It’s festive season and with it comes deep discounts on all products ranging from apparels, kitchenware and electronic items as offline and online retailers aim to clear their inventory.
The likes of Amazon will offer huge discounts of 10 to 80 per cent, while offline retailers have limited their discounts to 10 to 30 per cent.
Confederation of All India Traders (CAIT) National Secretary General Praveen Khandelwal said that the discount level this year is more compared to last year due to high inventory pile-up owing to the economic slowdown.
He added “Last year, the discounts averaged from 5 to 10 per cent. This year, those are in the range of 10 to 30 per cent. For the stocks lying unsold for the last one year, the discount is more than 30 per cent. Online retailers are giving discounts up to 80 per cent to corner more market share.”
Economists are of the view that the wholesale price index (WPI), which reflects producers’ pricing power, has been low in the recent times, being the lowest in 25 months in August, and has no hopes of climbing up due to the large amount of unsold inventory as well as sub-optimal capacity utilisation.
The lower capacity utilisation in manufacturing sector is one of the main reasons private investment has remained subdued.
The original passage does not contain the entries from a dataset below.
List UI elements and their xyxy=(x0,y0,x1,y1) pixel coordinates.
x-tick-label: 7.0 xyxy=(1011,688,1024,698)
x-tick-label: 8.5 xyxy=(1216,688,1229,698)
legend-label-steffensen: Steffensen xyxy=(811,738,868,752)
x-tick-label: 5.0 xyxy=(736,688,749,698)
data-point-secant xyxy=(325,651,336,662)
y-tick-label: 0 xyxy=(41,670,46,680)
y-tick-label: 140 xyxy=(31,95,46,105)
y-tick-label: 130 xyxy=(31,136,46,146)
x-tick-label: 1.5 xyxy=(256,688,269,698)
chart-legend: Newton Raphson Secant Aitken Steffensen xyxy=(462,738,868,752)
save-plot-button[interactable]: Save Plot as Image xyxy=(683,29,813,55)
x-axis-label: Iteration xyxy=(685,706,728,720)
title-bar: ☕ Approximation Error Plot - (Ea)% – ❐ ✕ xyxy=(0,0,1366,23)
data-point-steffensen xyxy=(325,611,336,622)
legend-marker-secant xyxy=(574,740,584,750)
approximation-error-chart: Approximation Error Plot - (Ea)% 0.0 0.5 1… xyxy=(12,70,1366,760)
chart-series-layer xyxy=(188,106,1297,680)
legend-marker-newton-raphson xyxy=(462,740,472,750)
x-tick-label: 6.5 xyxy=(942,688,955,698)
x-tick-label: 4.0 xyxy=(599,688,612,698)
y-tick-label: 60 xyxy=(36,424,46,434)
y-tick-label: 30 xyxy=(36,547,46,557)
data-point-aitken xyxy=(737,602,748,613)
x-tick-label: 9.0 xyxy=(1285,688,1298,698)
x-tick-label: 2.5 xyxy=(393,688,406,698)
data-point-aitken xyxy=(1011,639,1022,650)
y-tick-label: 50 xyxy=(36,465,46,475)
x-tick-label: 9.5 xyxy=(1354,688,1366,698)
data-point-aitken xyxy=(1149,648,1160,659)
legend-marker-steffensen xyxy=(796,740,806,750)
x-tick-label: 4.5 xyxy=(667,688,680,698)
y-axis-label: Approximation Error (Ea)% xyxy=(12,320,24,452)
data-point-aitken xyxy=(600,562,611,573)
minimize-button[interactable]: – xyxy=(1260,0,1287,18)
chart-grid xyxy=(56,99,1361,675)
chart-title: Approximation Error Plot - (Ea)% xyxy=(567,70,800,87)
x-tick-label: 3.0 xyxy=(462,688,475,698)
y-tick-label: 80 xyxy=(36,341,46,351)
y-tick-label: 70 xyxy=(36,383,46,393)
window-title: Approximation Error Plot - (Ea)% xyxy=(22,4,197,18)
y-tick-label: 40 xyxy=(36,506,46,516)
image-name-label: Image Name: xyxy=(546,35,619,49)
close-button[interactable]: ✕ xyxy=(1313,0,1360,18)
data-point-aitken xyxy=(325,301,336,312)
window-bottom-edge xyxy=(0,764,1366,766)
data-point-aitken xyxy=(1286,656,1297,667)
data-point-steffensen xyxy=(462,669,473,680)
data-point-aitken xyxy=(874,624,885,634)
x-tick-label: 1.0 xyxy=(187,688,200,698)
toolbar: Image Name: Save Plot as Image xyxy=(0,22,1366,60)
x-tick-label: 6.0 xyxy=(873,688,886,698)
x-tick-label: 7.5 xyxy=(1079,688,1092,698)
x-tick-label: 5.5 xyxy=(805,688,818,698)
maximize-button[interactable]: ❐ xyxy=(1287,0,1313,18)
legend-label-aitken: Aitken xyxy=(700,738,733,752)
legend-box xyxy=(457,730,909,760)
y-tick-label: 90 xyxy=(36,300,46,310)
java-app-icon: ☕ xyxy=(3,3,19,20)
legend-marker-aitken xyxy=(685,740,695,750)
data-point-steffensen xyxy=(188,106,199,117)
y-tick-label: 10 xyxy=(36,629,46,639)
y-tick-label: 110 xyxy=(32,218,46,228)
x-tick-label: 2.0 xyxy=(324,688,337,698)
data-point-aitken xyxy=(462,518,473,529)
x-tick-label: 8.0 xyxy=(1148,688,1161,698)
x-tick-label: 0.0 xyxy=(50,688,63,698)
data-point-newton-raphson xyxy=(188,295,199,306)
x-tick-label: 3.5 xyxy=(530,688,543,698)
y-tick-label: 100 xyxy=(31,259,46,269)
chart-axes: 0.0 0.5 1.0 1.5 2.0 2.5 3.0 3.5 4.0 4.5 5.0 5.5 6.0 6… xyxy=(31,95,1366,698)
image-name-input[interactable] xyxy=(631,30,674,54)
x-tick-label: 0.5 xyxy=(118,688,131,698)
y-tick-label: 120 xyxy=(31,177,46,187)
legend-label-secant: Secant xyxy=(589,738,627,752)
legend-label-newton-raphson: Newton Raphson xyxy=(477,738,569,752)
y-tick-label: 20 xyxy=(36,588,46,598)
Most of the retailers have complained of squeezed margins owing to deep discounts that are necessary to maintain cash flow even if that means loss.
Harish Bijoor, Brand Strategist, said “The market was gung-ho for a long time as the consumption was only soaring. Keeping with that, the manufacturers created huge inventory, which has got stuck all of a sudden due to the slowdown. Now the best way to clear the inventory is to get the goods going at deep discounts.”